Get in the habit of responding to every single comment on your site. This is what builds audiences and followers.
Mistake #8: Ignoring Social Media
Having social-media-phobia is no longer an option for bloggers. Just a few years ago, it was possible to succeed using just blogging. Today, the internet is intimately tied to Twitter, Facebook and other social media tools.
In the past, backlinks were built through blogosphere relationships. Today, often time’s backlinks are built through social media relationships and tools.
Readers also expect to be able to relate to you through social media. They want to be able to easily share your posts or like your fan page. They want to be able to interact with you regularly through Twitter. If you’re not on social media, you’re missing out on links, traffic and reader connection.
Mistake #9: Not Using Multimedia
Just as the world is getting more social, the world is also getting more multi-media. If you’re only presenting your content in text media, you’re going to miss out on a lot of viral opportunities.
For example, creating an infographic is a fantastic way to take advantage of social bookmarking sites like Reddit, StumbleUpon or Digg.
Creating videos is also a great way to gain more traction. Videos can help you get more visitors through YouTube, as well as get more shares on Facebook.

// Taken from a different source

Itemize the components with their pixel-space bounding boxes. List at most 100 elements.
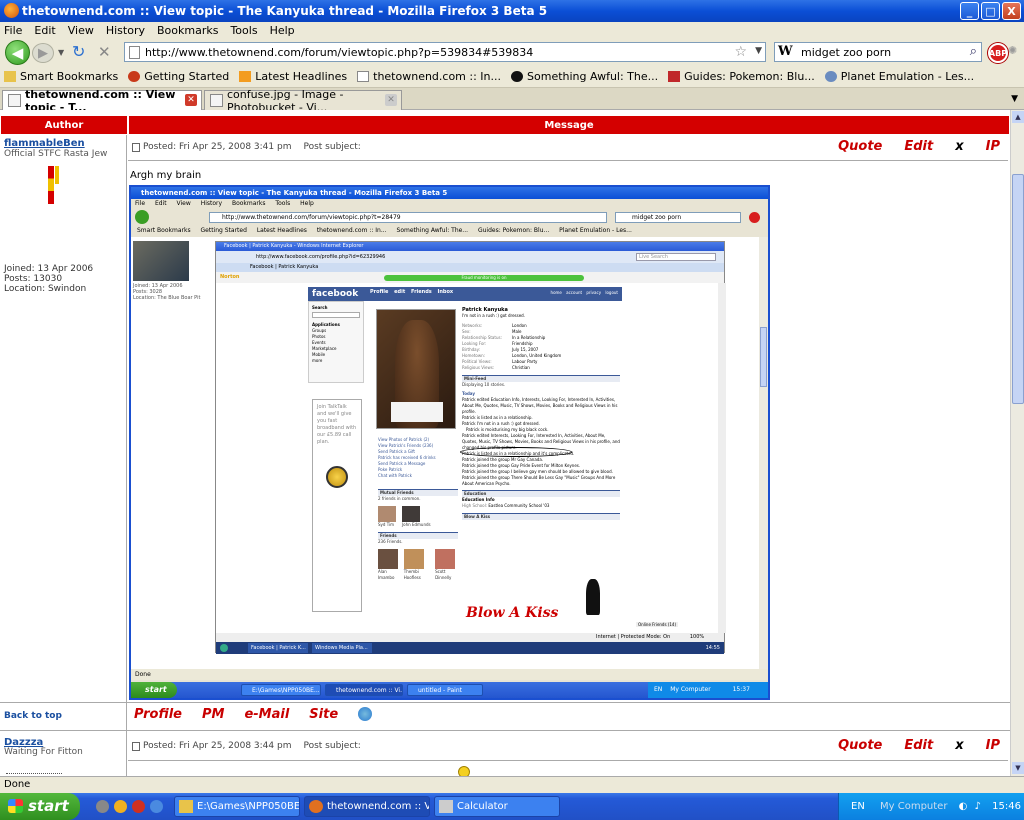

Podcasting allows you to gain access to iTunes’ massive user base. Audio also allows you to get your content into the hands (and ears) of people who don’t have time to read blogs, but enjoy having an audiobook to learn from when they’re on the go.

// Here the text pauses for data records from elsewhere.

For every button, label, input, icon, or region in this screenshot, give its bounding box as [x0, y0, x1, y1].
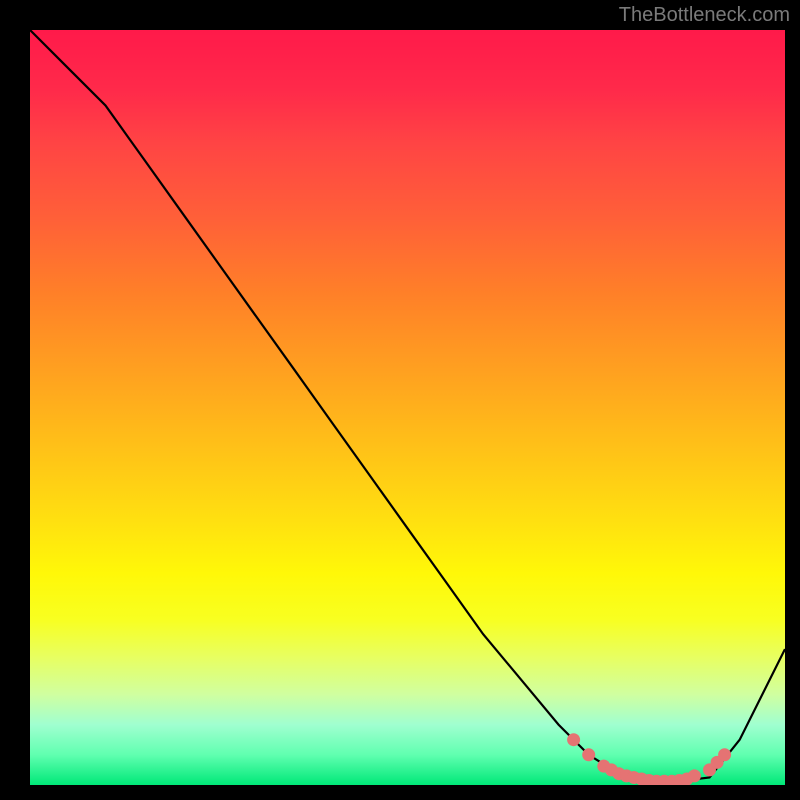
optimal-range-dots — [30, 30, 785, 785]
optimal-dot — [567, 733, 580, 746]
optimal-dot — [582, 748, 595, 761]
optimal-dot — [718, 748, 731, 761]
optimal-dot — [688, 769, 701, 782]
attribution-label: TheBottleneck.com — [619, 4, 790, 27]
chart-plot-area — [30, 30, 785, 785]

Don’t just use text media. Use multiple kinds of media to really engage your user base.
Mistake #10: Not Building a Mailing List
Head over to the site of any successful blog and you’ll almost invariably find an email signup box. Successful bloggers are meticulous about collecting email. It’s one of their secrets to success.
Having someone’s email allows you to get them to come back to your website over and over and over again. If you don’t collect their emails, the majority of your readers are just going to read your content once, then leave and never return.
Start building a list now, even if your site gets less than 100 visitors a month. It’s one of the fundamental building blocks of building a high traffic site.
These are the ten most common mistakes that bloggers make. Avoid these mistakes like the plague. If you post high quality content on a regular basis and don’t make any of these mistakes, there’s a good chance your blog could be the next leading resource in your industry.